Court Opinion

ID: 9776114
Source: CourtListenerOpinion
Date Created: 2023-08-29 19:19:06.362242+00
Date Added: 2024-06-11T07:32:34.509459
License: Public Domain

MEYERS, Judge,
concurring.
This ease is not complicated. The applicable provisions are not unclear. No resort need be made to legislative history.
Penal Code § 31.09 permits the State to allege commission of several offenses pursuant to one scheme or continuing course of conduct, aggregated as a single offense. This is not an enhancement provision. A new and separate offense is created, its elements consisting of multiple offenses committed in one scheme or continuing course of conduct. In fact, once an offense is alleged under section 31.09, that new offense itself may be enhanced. Wages v. State, 573 S.W.2d 804 (Tex.Crim.App.1978). And, since it is one offense, its elements may not be severed. We have stated this before and have said nothing to the contrary since:
It is clear that the aggregation principle enunciated in Sec. 31.09 operates to create One offense. This provision applies when the amounts are obtained “pursuant to one scheme and continuing course of conduct.” It is axiomatic that you cannot sever One offense.
Id. at 806. We have reaffirmed this notion:
Although theft under Section 31.09 consists of two or more incidents of theft, the statute makes them one offense, [citation omitted] This notion is buttressed by the fact that there is no vehicle by which a defendant can compel a severance of the underlying offenses, [citation omitted] Accordingly, we hold that Section 31.09 adequately creates a separate offense and defines conduct for purposes of jurisdiction, punishment and period of limitation from prosecution.
Graves v. State, 795 S.W.2d 185, 187 (Tex.Crim.App.1990)(emphasis added).
For these reasons, the Court of Appeals should be affirmed. Discussion of legislative history where the language of the controlling statute is plain injects needless dicta into our jurisprudence and ultimately leads to confusion. Apart from these relatively minor annoyances, such discussion is a constitutional violation by this Court.1 I concur in the judgment of the Court.

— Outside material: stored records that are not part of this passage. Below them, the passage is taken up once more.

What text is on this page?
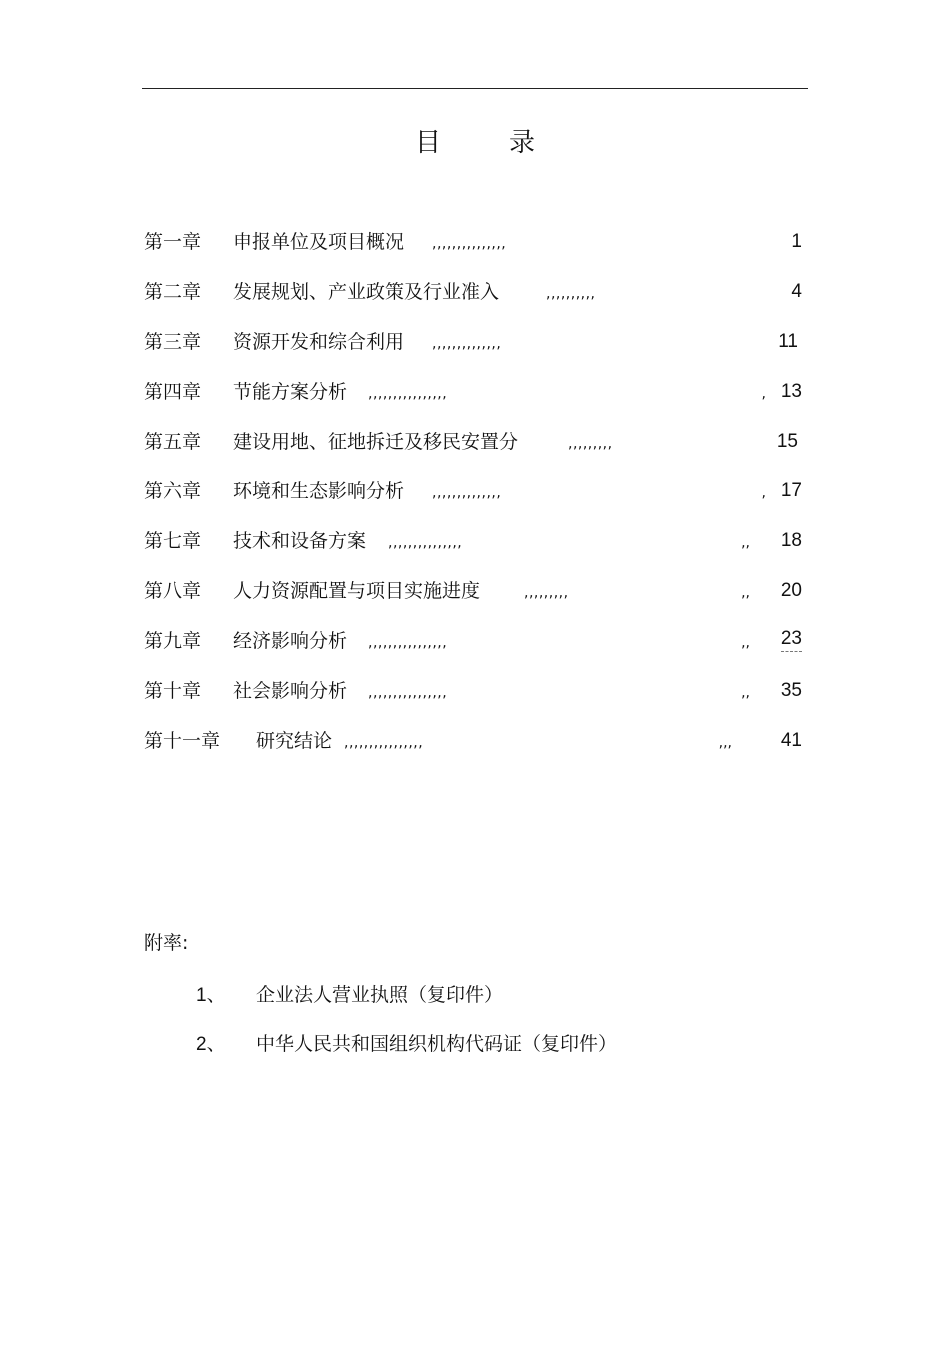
目	录
第一章 申报单位及项目概况 ,,,,,,,,,,,,,,,	1
第二章 发展规划、产业政策及行业准入	,,,,,,,,,,	4
第三章 资源开发和综合利用 ,,,,,,,,,,,,,,	11
第四章 节能方案分析 ,,,,,,,,,,,,,,,,	, 13
第五章 建设用地、征地拆迁及移民安置分	,,,,,,,,,	15
第六章 环境和生态影响分析 ,,,,,,,,,,,,,,	, 17
第七章 技术和设备方案 ,,,,,,,,,,,,,,,	,, 18
第八章 人力资源配置与项目实施进度	,,,,,,,,,	,, 20
第九章 经济影响分析 ,,,,,,,,,,,,,,,,	,, 23
第十章 社会影响分析 ,,,,,,,,,,,,,,,,	,, 35
第十一章 研究结论 ,,,,,,,,,,,,,,,,	,,,	41
附率:
1、 企业法人营业执照（复印件）
2、 中华人民共和国组织机构代码证（复印件）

. That such conduct by this Court is a violation of separation of powers could not have been *896stated more forcefully in Boykin, which to my knowledge is still good law:
If the plain language of a statute would lead to absurd results, or if the language is not plain but rather ambiguous, then and only then, out of absolute necessity, is it constitutionally permissible for a court to consider, in arriving at a sensible interpretation, such extratextual factors as executive or administrative interpretations of the statute or legislative history.
This method of statutory interpretation is of ancient origin and is, in fact, the only method that does not unnecessarily invade the lawmaking province of the Legislature.
Boykin v. State, 818 S.W.2d 782, (Tex.Crim.App.1991 )(emphasis added).